Cuando creces, te das cuenta que el mundo de los adultos es terriblemente trágico. Descubres que trabajar es el pan nuestro de cada día, que las responsabilidades se suman día con día y que ya no hay escapatoria: has crecido y ahora debes ser un adulto en toda la extensión de la palabra. ¡No hay salida!

Cuando cumplí los 18 años recuerdo que me sentía muy contenta, me urgía ser mayor de edad para no tener que volver a escuchar a mis padres decirme que era muy chica para tomar ciertas decisiones. Los cumplí y creía que era invencible, me iba de fiesta, mi única responsabilidad era la escuela y mis amigos siempre estaban allí para pasarla bien. En la mayoría de edad me fue medianamente bien, no podía quejarme, nunca falta el drama amoroso y no fui la excepción a la regla.
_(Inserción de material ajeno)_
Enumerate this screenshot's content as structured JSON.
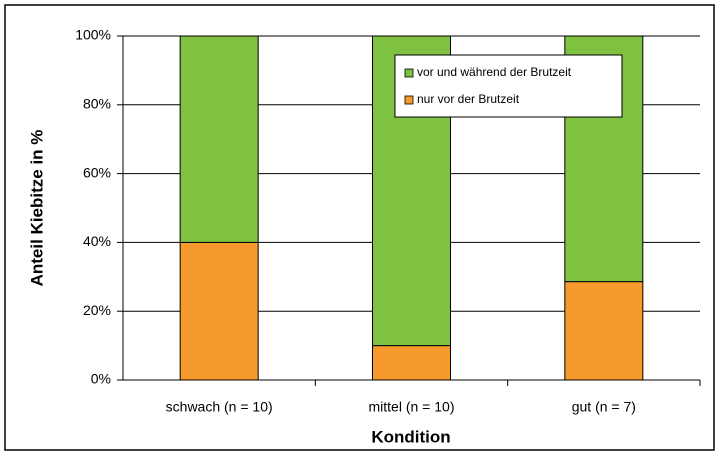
{
  "chart_data": {
    "type": "stacked_bar",
    "categories": [
      "schwach (n = 10)",
      "mittel (n = 10)",
      "gut (n = 7)"
    ],
    "series": [
      {
        "name": "nur vor der Brutzeit",
        "color": "#f79a2e",
        "values": [
          40,
          10,
          28.6
        ]
      },
      {
        "name": "vor und während der Brutzeit",
        "color": "#7fc241",
        "values": [
          60,
          90,
          71.4
        ]
      }
    ],
    "x_label": "Kondition",
    "y_label": "Anteil Kiebitze in %",
    "ylim": [
      0,
      100
    ],
    "yticks": [
      {
        "value": 0,
        "label": "0%"
      },
      {
        "value": 20,
        "label": "20%"
      },
      {
        "value": 40,
        "label": "40%"
      },
      {
        "value": 60,
        "label": "60%"
      },
      {
        "value": 80,
        "label": "80%"
      },
      {
        "value": 100,
        "label": "100%"
      }
    ],
    "grid": true
  }
}
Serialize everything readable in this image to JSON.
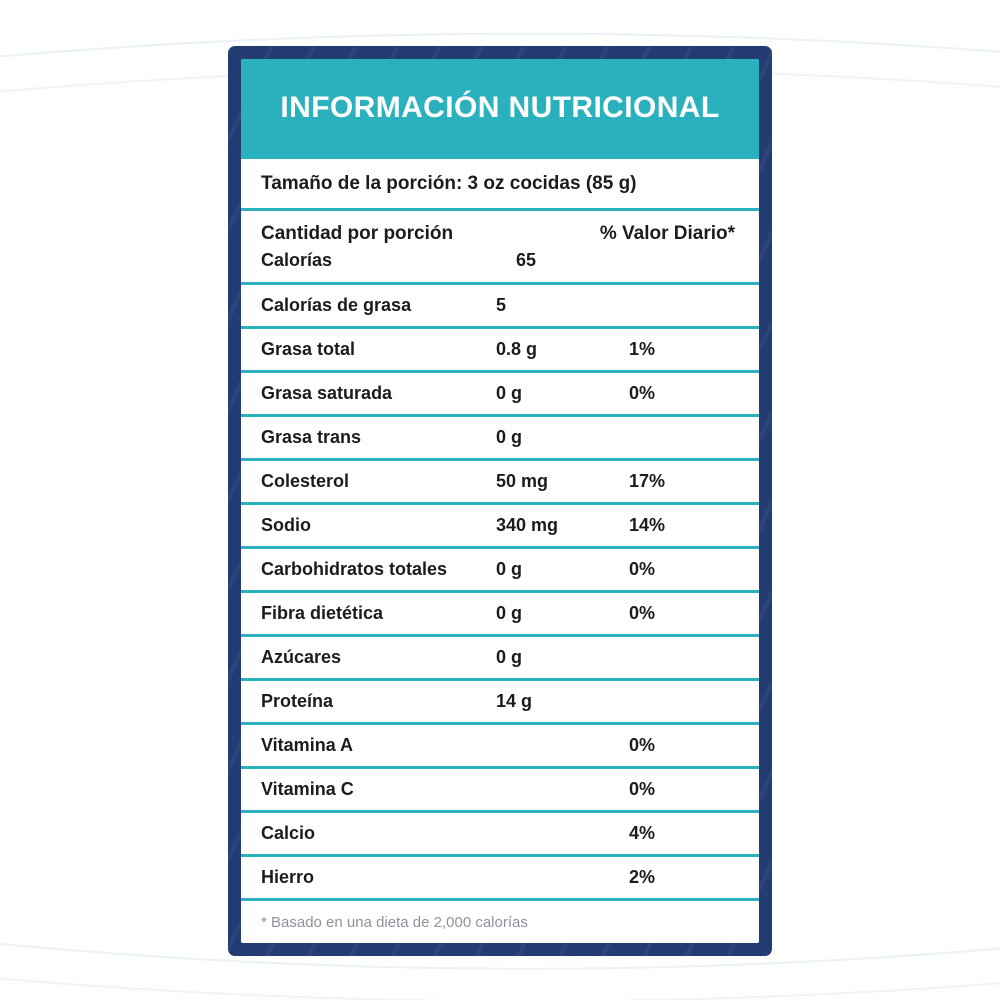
{
  "colors": {
    "navy": "#233d73",
    "teal": "#2bb1bd",
    "text": "#1c1c1c",
    "muted": "#8d939b"
  },
  "header": {
    "title": "INFORMACIÓN NUTRICIONAL"
  },
  "serving": {
    "text": "Tamaño de la porción: 3 oz cocidas (85 g)"
  },
  "columns": {
    "amount_header": "Cantidad por porción",
    "dv_header": "% Valor Diario*"
  },
  "rows": [
    {
      "label": "Calorías",
      "amount": "65",
      "dv": ""
    },
    {
      "label": "Calorías de grasa",
      "amount": "5",
      "dv": ""
    },
    {
      "label": "Grasa total",
      "amount": "0.8 g",
      "dv": "1%"
    },
    {
      "label": "Grasa saturada",
      "amount": "0 g",
      "dv": "0%"
    },
    {
      "label": "Grasa trans",
      "amount": "0 g",
      "dv": ""
    },
    {
      "label": "Colesterol",
      "amount": "50 mg",
      "dv": "17%"
    },
    {
      "label": "Sodio",
      "amount": "340 mg",
      "dv": "14%"
    },
    {
      "label": "Carbohidratos totales",
      "amount": "0 g",
      "dv": "0%"
    },
    {
      "label": "Fibra dietética",
      "amount": "0 g",
      "dv": "0%"
    },
    {
      "label": "Azúcares",
      "amount": "0 g",
      "dv": ""
    },
    {
      "label": "Proteína",
      "amount": "14 g",
      "dv": ""
    },
    {
      "label": "Vitamina A",
      "amount": "",
      "dv": "0%"
    },
    {
      "label": "Vitamina C",
      "amount": "",
      "dv": "0%"
    },
    {
      "label": "Calcio",
      "amount": "",
      "dv": "4%"
    },
    {
      "label": "Hierro",
      "amount": "",
      "dv": "2%"
    }
  ],
  "footnote": {
    "text": "* Basado en una dieta de 2,000 calorías"
  }
}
Al llegar a los 20 la cosa fue cambiando poco a poco. Ya no todo parecía ser tan cool, ahora tenía que estudiar y trabajar para obtener la experiencia que exige ser un profesional. Entonces allí abrí los ojos y descubrí que ser un adulto no está nada chévere. Ser un adulto es dejar de ser inocente por completo. Es enfrentar la estúpida realidad con las herramientas que encuentres, y salir lo menos destruido posible de cada batalla.
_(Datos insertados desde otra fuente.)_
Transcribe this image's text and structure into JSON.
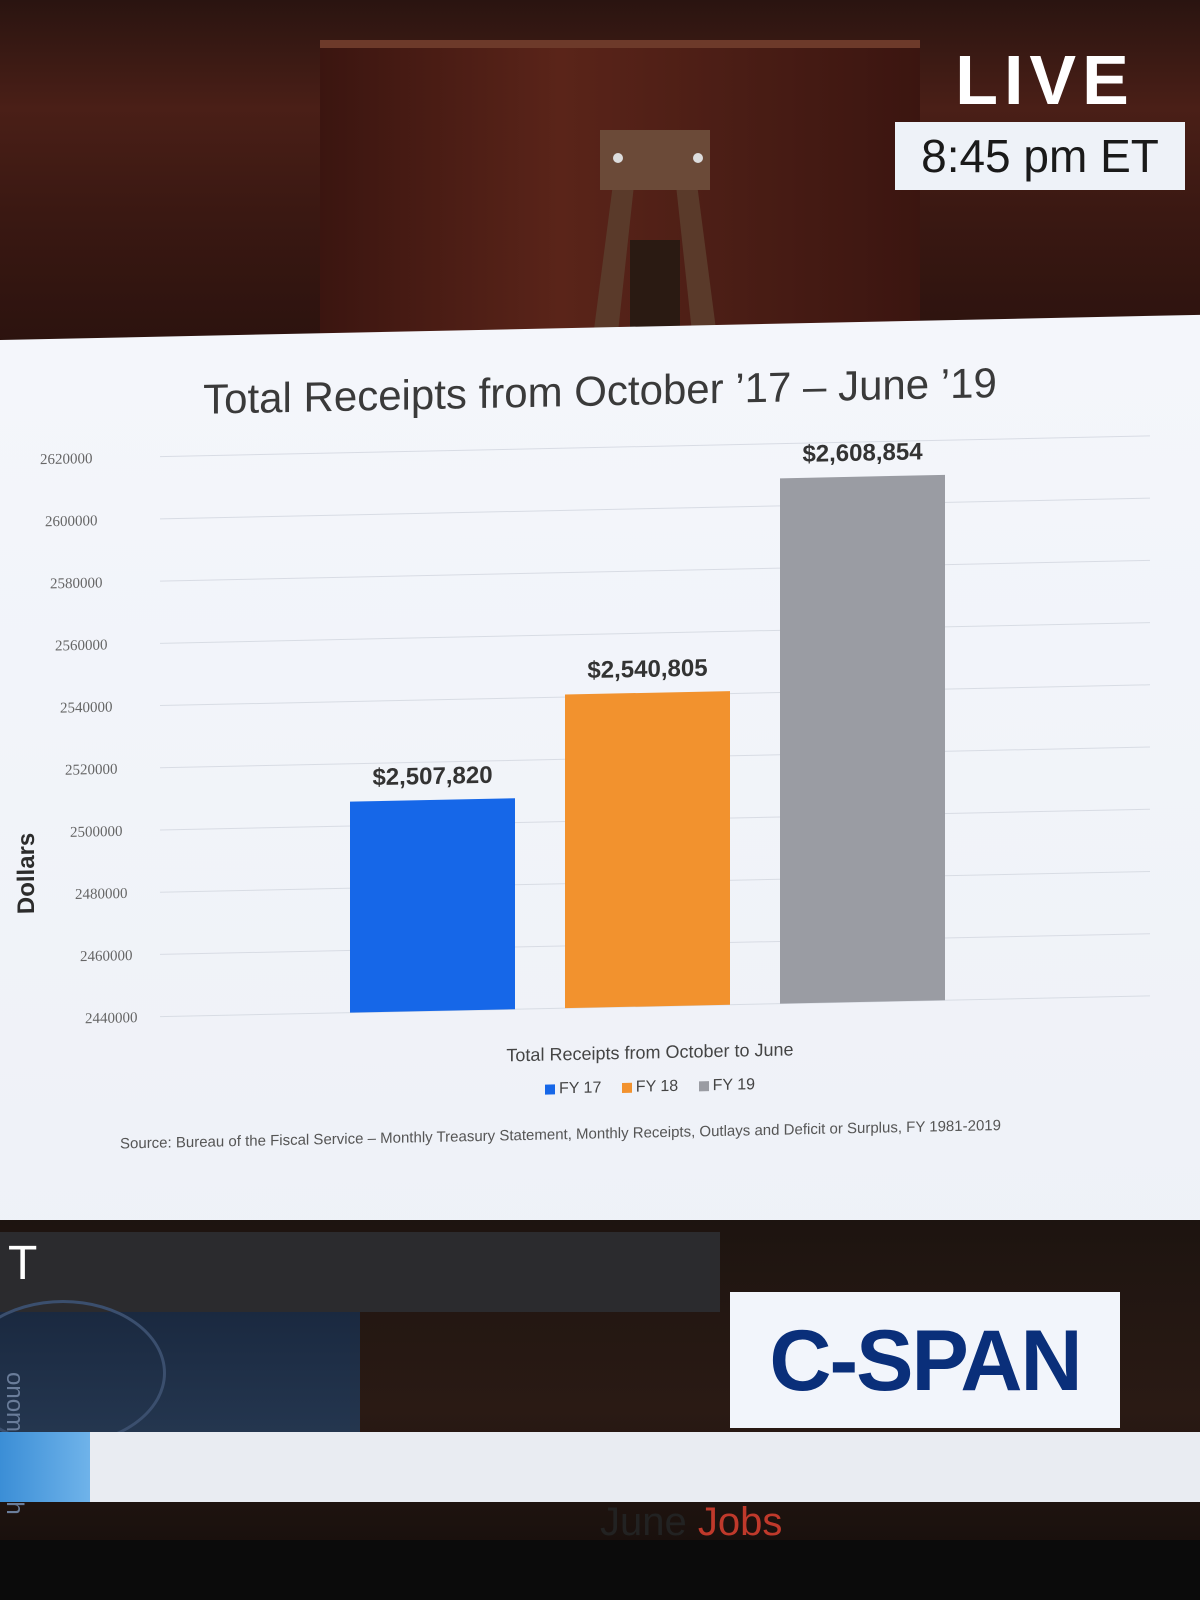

Lidiar en el trabajo con gente amargada que se encuentra en ese estado porque ha dejado atrás sus sueños por obtener un empleo fijo que le permita cubrir sus gastos. Despertarse temprano para correr y no llegar tarde a la oficina. Pasar horas frente al computador para sacar el trabajo que te exigen los jefes. Eso y mucho, pero mucho más, te espera cuando te conviertes en un adulto.

Yo he decidido renunciar a la estúpida realidad y ser una niña por siempre ¿y ustedes?